Cox has not been found guilty by a court of law, had a formal investigation nor any kind of due process on extortion allegations. Therefore an esteemed, highly "reliable source" such as a 3 Judges on an Appellate Panel, should not make allegations of speculated crimes of the Defendant, especially quoting a New York Times journalist as the source of said opinion, or allegations.
I have NO ISSUE with those Speaking Critical of Me, that is your Constitutional Right.
It is one thing for a journalist and a blogger to have equal rights in reporting the news, this is important. However when corruption stories are told or "broke" by these outlets, the authorities then need to perform a formal investigation before a judicial ruling makes those same allegations, as a MATTER OF LAW and Legal Precedent.
I care about our Judges obeying the Law,
and Respecting our Constitutional Rights.
Speak Critical of me If You must, oh well. I need no support from the masses. This is a Spiritual mission for me. And I will not be silent as to this matter. If I am silent then all anti-corruption bloggers are easily silenced by overreaching Judicial Rulings that accuse them of bad or illegal behavior as a matter of law, in a court of law and with no judicial process, due process, in a court of law. And do so, seemingly, to cover up the very corruption in which those anti-corruption bloggers are exposing in the first place.
Crystal Cox via her attorney Eugene Volokh, UCLA Constitutional Law Profess filed a Motion to Rehear / A motion to REDACT the allegations against Cox that are hearsay and rumor maliciously reported by New York Times Journalist David Carr.
"A judicial assertion of misconduct by a named person, even a judicial assertion modified with the word “apparently,” might be based on the record in a case, or on authoritative findings by another court.
But it ought not be based on a newspaper column, which was written without the benefit of cross-examination, sworn testimony, or the other safeguards of the civil justice process. The claims in the columnist’s assertion are neither facts found by a fact finder nor facts subject to judicial notice under Fed. R. Evid. 201.

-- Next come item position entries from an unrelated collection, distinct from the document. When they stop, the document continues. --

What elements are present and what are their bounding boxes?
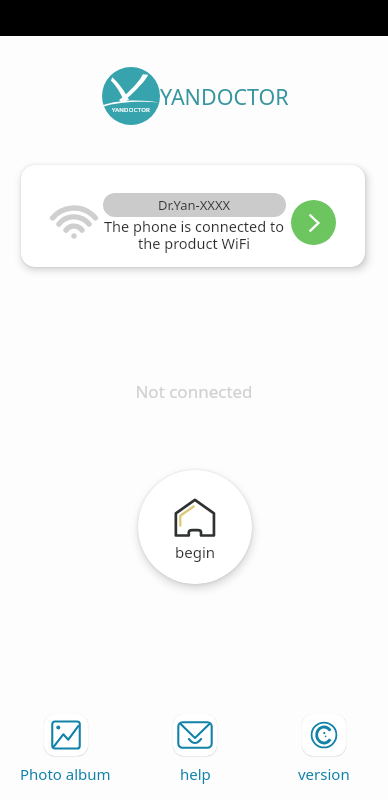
staticText: YANDOCTOR: [160, 82, 289, 111]
staticText: begin: [138, 542, 252, 562]
button[interactable]: version: [298, 714, 350, 784]
staticText: The phone is connected to the product Wi…: [97, 216, 291, 253]
staticText: version: [298, 764, 350, 784]
button[interactable]: begin: [138, 470, 252, 584]
staticText: Dr.Yan-XXXX: [158, 196, 231, 214]
staticText: help: [180, 764, 211, 784]
staticText: Photo album: [20, 764, 111, 784]
staticText: YANDOCTOR: [102, 106, 160, 114]
staticText: Not connected: [0, 380, 388, 403]
button[interactable]: Photo album: [20, 714, 111, 784]
button[interactable]: Dr.Yan-XXXX: [21, 165, 365, 267]
button[interactable]: Next: [291, 200, 336, 245]
button[interactable]: help: [173, 714, 217, 784]
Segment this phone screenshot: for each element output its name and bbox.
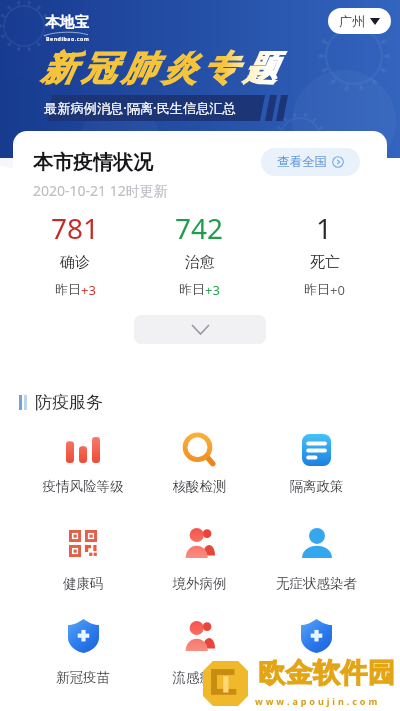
staticText: 昨日 (55, 281, 81, 297)
staticText (258, 669, 375, 687)
staticText: +3 (205, 281, 220, 299)
button[interactable]: 境外病例 (141, 526, 258, 560)
staticText: 本市疫情状况 (33, 150, 153, 175)
staticText: w w w . a p o u j i n . c o m (255, 695, 378, 707)
button[interactable]: 健康码 (25, 526, 141, 560)
button[interactable]: 疫情风险等级 (25, 433, 141, 467)
button[interactable]: 展开更多 (134, 315, 266, 344)
staticText: 死亡 (310, 253, 340, 272)
staticText: 防疫服务 (35, 392, 103, 413)
staticText: 781 (51, 209, 100, 247)
button[interactable]: 无症状感染者 (258, 526, 375, 560)
staticText: 查看全国 (277, 154, 327, 170)
staticText: 核酸检测 (141, 478, 258, 495)
staticText: 昨日 (304, 281, 330, 297)
staticText: 最新病例消息·隔离·民生信息汇总 (44, 99, 236, 117)
button[interactable]: 广州 (328, 8, 391, 34)
button[interactable]: 隔离政策 (258, 433, 375, 467)
staticText: Bendibao.com (46, 35, 90, 42)
staticText: 境外病例 (141, 575, 258, 592)
button[interactable]: 新冠疫苗 (25, 619, 141, 653)
button[interactable]: 核酸检测 (141, 433, 258, 467)
staticText: 2020-10-21 12时更新 (33, 181, 168, 200)
staticText: 流感疫苗 (141, 669, 258, 686)
staticText: 本地宝 (45, 13, 90, 31)
staticText: 健康码 (25, 575, 141, 592)
staticText: 昨日 (179, 281, 205, 297)
staticText: 742 (175, 209, 224, 247)
staticText: 新冠肺炎专题 (41, 47, 284, 90)
staticText: 无症状感染者 (258, 575, 375, 592)
staticText: 新冠疫苗 (25, 669, 141, 686)
staticText: 广州 (339, 13, 365, 29)
button[interactable]: 流感疫苗 (141, 619, 258, 653)
staticText: 确诊 (60, 253, 90, 272)
staticText: +3 (81, 281, 96, 299)
staticText: 欧金软件园 (258, 656, 396, 690)
staticText: 1 (316, 209, 333, 247)
staticText: 治愈 (185, 253, 215, 272)
button[interactable]: 查看全国 (261, 148, 360, 176)
staticText: +0 (330, 281, 345, 299)
button[interactable] (258, 619, 375, 653)
staticText: 疫情风险等级 (25, 478, 141, 495)
staticText: 隔离政策 (258, 478, 375, 495)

Moreover, while the New York Times article does discuss Cox’s offering her consulting services to appellees in this case, it does not make any such allegations about other cases.

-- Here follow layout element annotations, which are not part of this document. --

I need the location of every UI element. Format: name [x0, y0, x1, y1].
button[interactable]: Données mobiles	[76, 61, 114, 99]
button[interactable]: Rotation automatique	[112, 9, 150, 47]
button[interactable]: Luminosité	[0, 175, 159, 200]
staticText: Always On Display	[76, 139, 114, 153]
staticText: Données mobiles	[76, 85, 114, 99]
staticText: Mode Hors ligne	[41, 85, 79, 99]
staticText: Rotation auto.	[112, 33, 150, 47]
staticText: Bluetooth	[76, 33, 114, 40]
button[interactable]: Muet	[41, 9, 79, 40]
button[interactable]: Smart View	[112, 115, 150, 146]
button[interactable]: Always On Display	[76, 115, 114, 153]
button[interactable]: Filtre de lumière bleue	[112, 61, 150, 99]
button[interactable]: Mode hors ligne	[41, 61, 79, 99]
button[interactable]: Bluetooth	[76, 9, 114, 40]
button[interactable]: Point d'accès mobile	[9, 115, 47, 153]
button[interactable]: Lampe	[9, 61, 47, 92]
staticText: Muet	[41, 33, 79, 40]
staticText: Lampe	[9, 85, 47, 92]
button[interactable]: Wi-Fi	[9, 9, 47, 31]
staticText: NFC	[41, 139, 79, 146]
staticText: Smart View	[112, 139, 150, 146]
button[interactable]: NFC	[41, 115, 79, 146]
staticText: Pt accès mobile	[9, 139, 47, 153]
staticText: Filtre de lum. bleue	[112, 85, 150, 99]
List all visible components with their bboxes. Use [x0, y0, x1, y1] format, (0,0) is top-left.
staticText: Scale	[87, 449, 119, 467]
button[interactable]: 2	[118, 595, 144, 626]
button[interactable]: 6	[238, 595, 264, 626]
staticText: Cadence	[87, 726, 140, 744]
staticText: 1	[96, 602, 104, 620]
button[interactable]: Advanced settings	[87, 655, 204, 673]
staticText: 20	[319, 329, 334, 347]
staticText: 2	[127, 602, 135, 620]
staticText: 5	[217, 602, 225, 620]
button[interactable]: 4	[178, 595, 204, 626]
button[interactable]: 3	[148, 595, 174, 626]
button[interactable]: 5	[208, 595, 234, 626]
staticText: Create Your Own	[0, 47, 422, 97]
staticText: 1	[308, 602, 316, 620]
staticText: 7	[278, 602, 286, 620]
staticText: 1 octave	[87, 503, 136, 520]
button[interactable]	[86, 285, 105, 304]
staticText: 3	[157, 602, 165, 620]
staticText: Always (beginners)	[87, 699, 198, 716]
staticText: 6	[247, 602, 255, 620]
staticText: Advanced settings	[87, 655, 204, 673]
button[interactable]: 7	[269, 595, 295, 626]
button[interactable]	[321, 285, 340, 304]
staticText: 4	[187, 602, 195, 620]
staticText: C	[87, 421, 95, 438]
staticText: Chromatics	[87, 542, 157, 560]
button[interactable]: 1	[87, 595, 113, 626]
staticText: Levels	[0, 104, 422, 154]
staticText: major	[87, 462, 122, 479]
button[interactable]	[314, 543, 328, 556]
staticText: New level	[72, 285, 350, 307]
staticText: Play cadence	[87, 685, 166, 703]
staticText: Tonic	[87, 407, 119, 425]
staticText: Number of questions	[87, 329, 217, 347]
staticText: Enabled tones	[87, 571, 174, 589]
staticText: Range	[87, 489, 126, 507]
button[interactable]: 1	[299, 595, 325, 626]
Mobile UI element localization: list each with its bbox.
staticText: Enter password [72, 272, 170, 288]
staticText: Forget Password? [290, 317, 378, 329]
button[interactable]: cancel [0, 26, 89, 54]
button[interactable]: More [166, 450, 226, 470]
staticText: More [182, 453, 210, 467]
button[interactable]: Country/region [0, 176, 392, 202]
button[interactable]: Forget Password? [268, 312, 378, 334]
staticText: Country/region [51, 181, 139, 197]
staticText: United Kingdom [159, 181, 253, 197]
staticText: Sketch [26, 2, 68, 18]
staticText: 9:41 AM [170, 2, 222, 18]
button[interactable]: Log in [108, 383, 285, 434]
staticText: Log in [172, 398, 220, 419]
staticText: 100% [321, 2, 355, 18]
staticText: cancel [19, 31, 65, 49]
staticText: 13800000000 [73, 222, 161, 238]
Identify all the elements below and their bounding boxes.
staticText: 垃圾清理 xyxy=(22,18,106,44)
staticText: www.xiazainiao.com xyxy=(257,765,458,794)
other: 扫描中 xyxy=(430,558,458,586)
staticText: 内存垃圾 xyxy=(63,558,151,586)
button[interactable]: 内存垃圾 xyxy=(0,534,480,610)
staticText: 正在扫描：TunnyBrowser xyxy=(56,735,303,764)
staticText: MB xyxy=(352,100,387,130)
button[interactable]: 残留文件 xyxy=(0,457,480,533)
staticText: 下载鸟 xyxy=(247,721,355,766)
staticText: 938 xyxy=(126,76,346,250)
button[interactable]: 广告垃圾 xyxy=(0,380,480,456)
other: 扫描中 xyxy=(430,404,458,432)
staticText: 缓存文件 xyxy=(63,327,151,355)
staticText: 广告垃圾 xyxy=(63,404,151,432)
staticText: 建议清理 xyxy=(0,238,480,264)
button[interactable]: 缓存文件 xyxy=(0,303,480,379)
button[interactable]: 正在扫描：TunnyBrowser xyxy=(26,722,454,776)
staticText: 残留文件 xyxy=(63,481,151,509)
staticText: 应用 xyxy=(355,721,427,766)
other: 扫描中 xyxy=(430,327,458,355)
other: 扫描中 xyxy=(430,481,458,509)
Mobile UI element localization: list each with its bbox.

There thus seems to be no “history” of seeking money claimed in the article. The “history” that the column is positing appears to be only a history of Cox’s “making similar allegations.”
The widely reprinted Reuters wire service, for instance, wrote, According to the court’s opinion, Cox has a history of making allegations of fraud and other illegal activities “and seeking payoffs in exchange for retraction.”
Dan Levine, Blogger Gets Same Speech Protections as Traditional Press: U.S. Court, Reuters, Jan. 17, 2014, http://www.reuters.com/article/2014/01/17/us-usa-blogger-ruling-idUSBREA0G1HI20140117; see also, e.g., http://www.nbcnews.com/id/54102454/ns/technology_and_science-tech_and_gadgets/ (NBC News republication of the Reuters article).
Of course, some such media misstatements are inevitable. Still, they highlight the fact that, when a statement is made in a Court of Appeals opinion—with the authority such opinions possess—journalists might perceive the statement as a factual finding, and not just a report of what a newspaper column has alleged.
Judicial opinions are perceived as extraordinarily reliable sources of information.
This reliability stems from the assumption that statements in the opinion, especially statements that allege misconduct, generally rest on adjudicated facts.
Because of this, Cox respectfully requests that this particular allegation, which rests solely on a claim made in a newspaper column, be redacted from the opinion."
Link to "Motion to Rehear" Filed by Eugene Volokh;
Crystal L. Cox, Online Statement regarding and in support of the Motion to Rehear, to Clarify or Redact Courts statement, “Cox apparently has a history of making similar allegations and seeking payoffs in exchange for retraction” and the surrounding media and corruption.
Extortion was not part of the Lower Court Case, nor "of record". It has NO business in a Ninth Circuit Appellate Ruling when it was not a factor of the case, whatsoever.